While the active Siamese contribution to the Allied war effort was scarcely significant on a practical level, its political impact was enormous. Siam sent 1,284 volunteers under Major General Phya Pijaijarnrit (subsequently promoted to Lieutenant General and known as Phya Devahastin) to Europe to serve with the forces of Britain and France. Siamese soldiers fought bravely in the trenches, with 19 giving their lives.
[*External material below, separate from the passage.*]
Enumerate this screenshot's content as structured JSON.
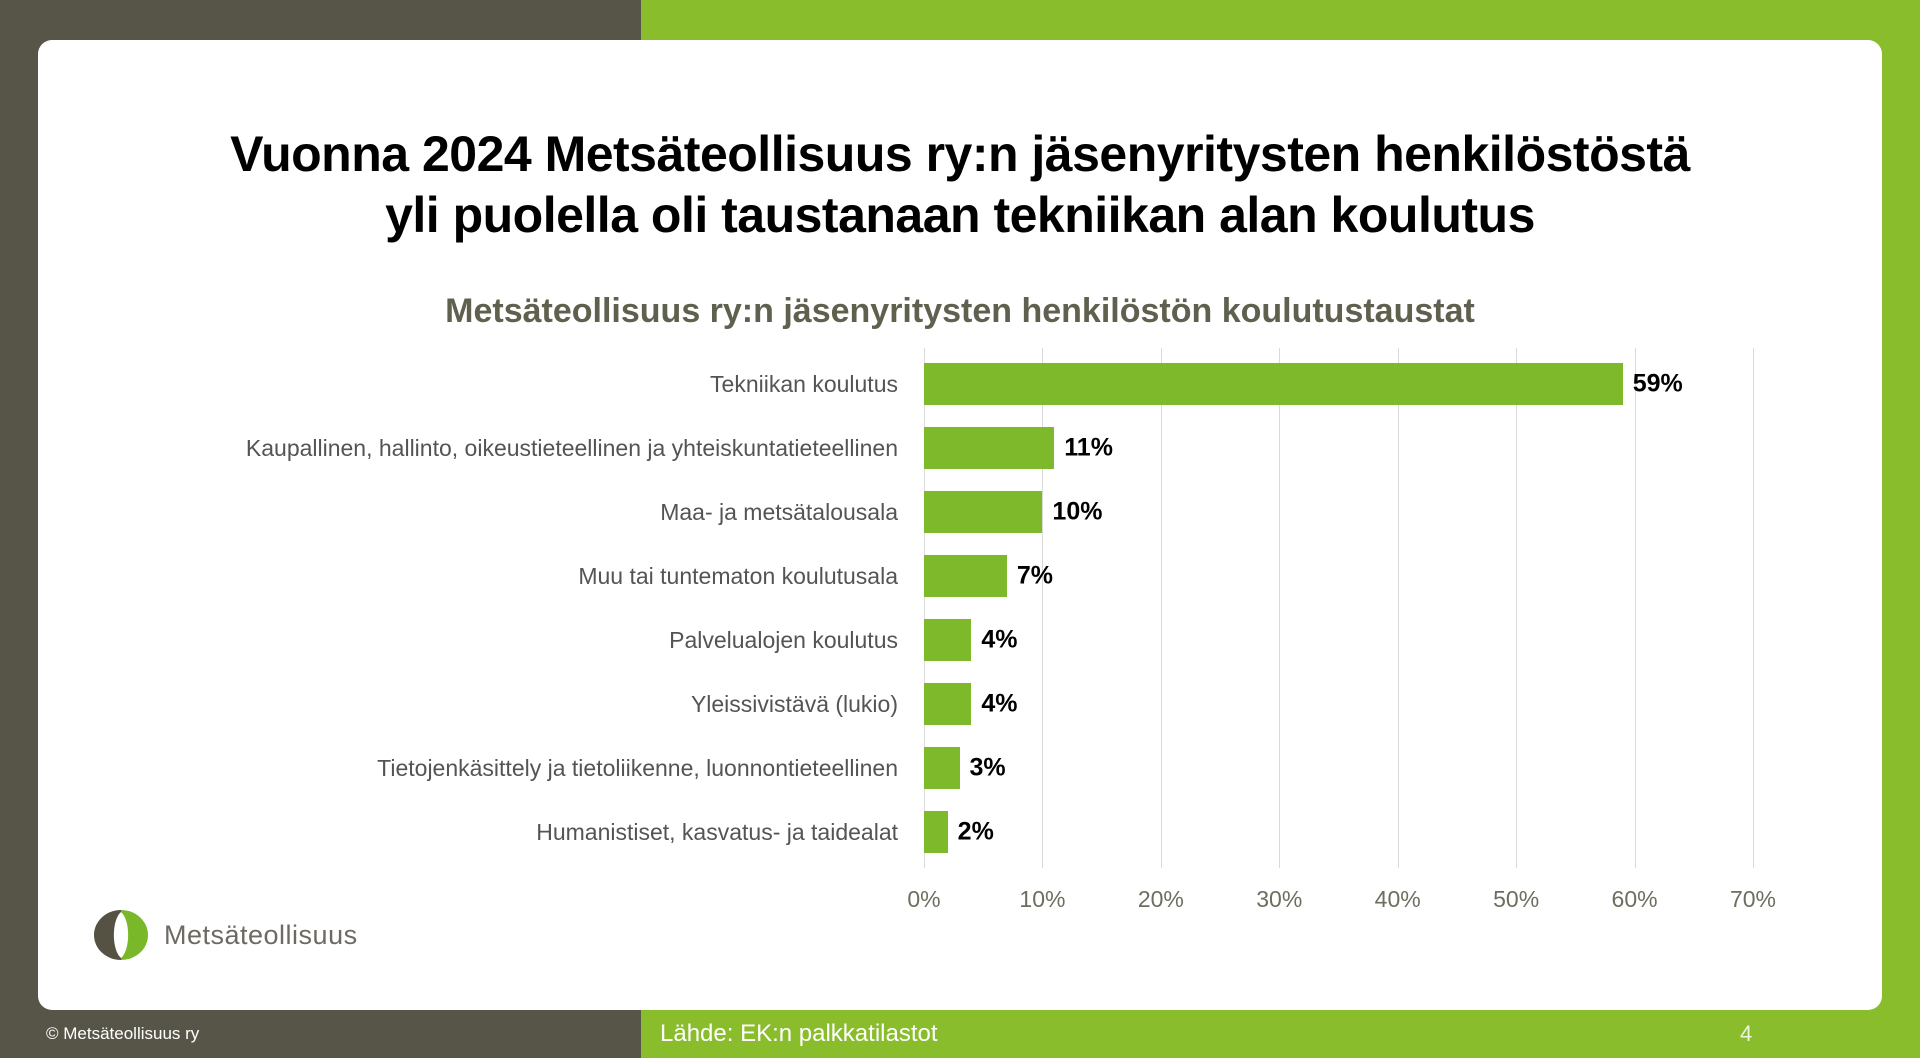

Notably, members of the Siamese air corps trained at the French Army Flying Schools at Avord and Istres. Over 95 of these men qualified as pilots, with some continuing their training at the Bomber School at Le Crotoy, the Reconnaissance School at Chapelle-la-Reine, the Gunnery School at Biscarosse, and as part of the Fighter Conversion Courses at Piox. However, it remains a point of debate as to whether the Siamese pilots actually ever took part in active aerial combat, as the war ended only days after their graduation.
The Siamese nurses, however, made history as the only women to serve in the trenches of the Western Front.
After the war, Siamese troops marched as part of the Grand Allied Victory Parade in Paris, while Siam became a signatory of the Treaty of Versailles (1919) and a founder of the League of Nations (1920).
King Vajiravudh’s design succeeded brilliantly, as Siam’s participation in the war had greatly raised her international profile and prestige. Britain, France and America proved grateful, and there were no more Western demands for territorial concessions. Moreover, from 1920 to 1925, the unequal treaties, which gave Westerners extraterritorial rights within Siam, were revoked.
Thus, the present broadside, which celebrates Siam’s role in the WWI victory, was an important propaganda piece, reminding Western agents in Bangkok of the nation’s sacrifice on behalf of the Allied cause.
A Note on Rarity
The present broadside is today extremely rare, like pretty much all such ephemeral works produced in tropical climates. We can locate only a single institutional example, at the National Library of Thailand (Bangkok), while we cannot trace any sales records.
References: Broadside cited in: Walter Francis Vella and Dorothy B. Vella, Chaiyo!: King Vajiravudh and the Development of Thai Nationalism (Honolulu, 1978), p. 298.